Her father scrunched his craggy features into an indulgent smile. “Those treasures will still be there tomorrow if you want to wait for the storm to pass. Better yet, I can arrange to have them brought here. I do own the museum, remember?”

Thunder smacked the air in answer to the lightning and rattled the glass. Charlotte flinched and her father tightened his grip, no doubt ready to lock her in her rooms if she showed even one glimmer of hesitation about venturing out into a world they both knew held far greater terrors than a simple spring thunderstorm.

Wrapping her arms around his neck, she stole a quick hug before pushing herself away and picking up her leather backpack. Go, Charlotte. Walk out that door. Do it now.
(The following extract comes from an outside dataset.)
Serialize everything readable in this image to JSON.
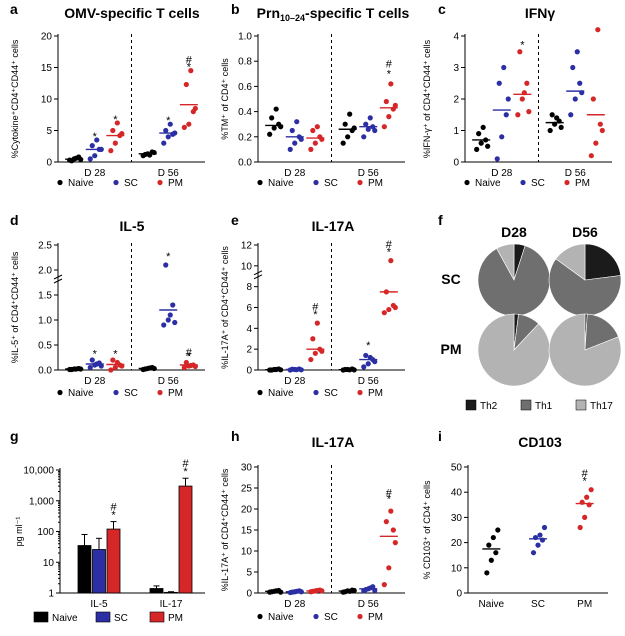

Or she never would.

She plucked a handful of short curls from beneath the collar of her coat and let them spring back to tickle her mother’s daisy clip-on earrings. “I’ll be okay.” She pulled the check she’d written from her trust fund out of her pocket and waved it in the air. “I’m paying to have those artifacts shipped from England, so I intend to spend as much time as I want studying them.”

“I don’t like the idea of you being alone.”

She zipped the check into the pocket of her backpack. Alone was when she felt the safest. There was no one around to surprise her or betray her or torment her. There was no second-guessing about what to say or how she looked. There were no questions to answer, no way to get hurt. Alone was her sanctuary.